Re: [RFC] memory tiering: use small chunk size and more tiers

From: Aneesh Kumar K V
Date: Fri Oct 28 2022 - 01:06:35 EST


On 10/28/22 8:33 AM, Huang, Ying wrote:
> Hi, Aneesh,
>
> Aneesh Kumar K V <aneesh.kumar@xxxxxxxxxxxxx> writes:
>
>> On 10/27/22 12:29 PM, Huang Ying wrote:
>>> We need some way to override the system default memory tiers. For
>>> the example system as follows,
>>>
>>> type abstract distance
>>> ---- -----------------
>>> HBM 300
>>> DRAM 1000
>>> CXL_MEM 5000
>>> PMEM 5100
>>>
>>> Given the memory tier chunk size is 100, the default memory tiers
>>> could be,
>>>
>>> tier abstract distance types
>>> range
>>> ---- ----------------- -----
>>> 3 300-400 HBM
>>> 10 1000-1100 DRAM
>>> 50 5000-5100 CXL_MEM
>>> 51 5100-5200 PMEM
>>>
>>> If we want to group CXL MEM and PMEM into one tier, we have 2 choices.
>>>
>>> 1) Override the abstract distance of CXL_MEM or PMEM. For example, if
>>> we change the abstract distance of PMEM to 5050, the memory tiers
>>> become,
>>>
>>> tier abstract distance types
>>> range
>>> ---- ----------------- -----
>>> 3 300-400 HBM
>>> 10 1000-1100 DRAM
>>> 50 5000-5100 CXL_MEM, PMEM
>>>
>>> 2) Override the memory tier chunk size. For example, if we change the
>>> memory tier chunk size to 200, the memory tiers become,
>>>
>>> tier abstract distance types
>>> range
>>> ---- ----------------- -----
>>> 1 200-400 HBM
>>> 5 1000-1200 DRAM
>>> 25 5000-5200 CXL_MEM, PMEM
>>>
>>> But after some thoughts, I think choice 2) may be not good. The
>>> problem is that even if 2 abstract distances are almost same, they may
>>> be put in 2 tier if they sit in the different sides of the tier
>>> boundary.
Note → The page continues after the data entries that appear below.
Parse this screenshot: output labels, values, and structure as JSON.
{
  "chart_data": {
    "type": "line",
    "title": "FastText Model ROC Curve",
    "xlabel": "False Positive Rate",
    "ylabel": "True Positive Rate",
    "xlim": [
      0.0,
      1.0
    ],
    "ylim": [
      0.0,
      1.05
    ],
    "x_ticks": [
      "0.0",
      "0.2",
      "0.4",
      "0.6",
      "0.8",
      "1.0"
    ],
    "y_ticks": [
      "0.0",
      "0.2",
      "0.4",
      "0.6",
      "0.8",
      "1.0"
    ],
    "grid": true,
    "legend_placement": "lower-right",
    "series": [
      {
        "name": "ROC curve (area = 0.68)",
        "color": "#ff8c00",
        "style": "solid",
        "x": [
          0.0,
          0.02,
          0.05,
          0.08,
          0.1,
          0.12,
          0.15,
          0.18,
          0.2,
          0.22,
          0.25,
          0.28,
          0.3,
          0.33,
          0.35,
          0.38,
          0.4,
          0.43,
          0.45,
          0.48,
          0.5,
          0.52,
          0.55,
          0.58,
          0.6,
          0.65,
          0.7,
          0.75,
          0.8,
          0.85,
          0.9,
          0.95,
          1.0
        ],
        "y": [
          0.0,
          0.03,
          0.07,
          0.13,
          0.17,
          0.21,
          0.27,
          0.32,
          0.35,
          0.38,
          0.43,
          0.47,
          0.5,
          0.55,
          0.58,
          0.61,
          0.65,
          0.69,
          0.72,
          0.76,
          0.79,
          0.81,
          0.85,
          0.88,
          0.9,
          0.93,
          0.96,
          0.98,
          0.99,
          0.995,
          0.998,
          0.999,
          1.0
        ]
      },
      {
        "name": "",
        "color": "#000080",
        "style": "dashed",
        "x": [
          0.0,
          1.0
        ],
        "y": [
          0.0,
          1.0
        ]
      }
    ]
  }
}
For example, if the abstract distance of CXL_MEM is 4990,
>>> while the abstract distance of PMEM is 5010. Although the difference
>>> of the abstract distances is only 20, CXL_MEM and PMEM will put in
>>> different tiers if the tier chunk size is 50, 100, 200, 250, 500, ....
>>> This makes choice 2) hard to be used, it may become tricky to find out
>>> the appropriate tier chunk size that satisfying all requirements.
>>>
>>
>> Shouldn't we wait for gaining experience w.r.t how we would end up
>> mapping devices with different latencies and bandwidth before tuning these values?
>
> Just want to discuss the overall design.
>
>>> So I suggest to abandon choice 2) and use choice 1) only. This makes
>>> the overall design and user space interface to be simpler and easier
>>> to be used. The overall design of the abstract distance could be,
>>>
>>> 1. Use decimal for abstract distance and its chunk size. This makes
>>> them more user friendly.
>>>
>>> 2. Make the tier chunk size as small as possible. For example, 10.
>>> This will put different memory types in one memory tier only if their
>>> performance is almost same by default. And we will not provide the
>>> interface to override the chunk size.
>>>
>>
>> this could also mean we can end up with lots of memory tiers with relative
>> smaller performance difference between them. Again it depends how HMAT
>> attributes will be used to map to abstract distance.
>
> Per my understanding, there will not be many memory types in a system.
> So, there will not be many memory tiers too. In most systems, there are
> only 2 or 3 memory tiers in the system, for example, HBM, DRAM, CXL,
> etc.

So we don't need the chunk size to be 10 because we don't forsee us needing
to group devices into that many tiers.

> Do you know systems with many memory types? The basic idea is to
> put different memory types in different memory tiers by default. If
> users want to group them, they can do that via overriding the abstract
> distance of some memory type.
>

with small chunk size and depending on how we are going to derive abstract distance,
I am wondering whether we would end up with lots of memory tiers with no
real value. Hence my suggestion to wait making a change like this till we have
code that map HMAT/CDAT attributes to abstract distance.




>>
>>> 3. Make the abstract distance of normal DRAM large enough. For
>>> example, 1000, then 100 tiers can be defined below DRAM, this is
>>> more than enough in practice.
>>
>> Why 100? Will we really have that many tiers below/faster than DRAM? As of now
>> I see only HBM below it.
>
> Yes. 100 is more than enough. We just want to avoid to group different
> memory types by default.
>
> Best Regards,
> Huang, Ying
>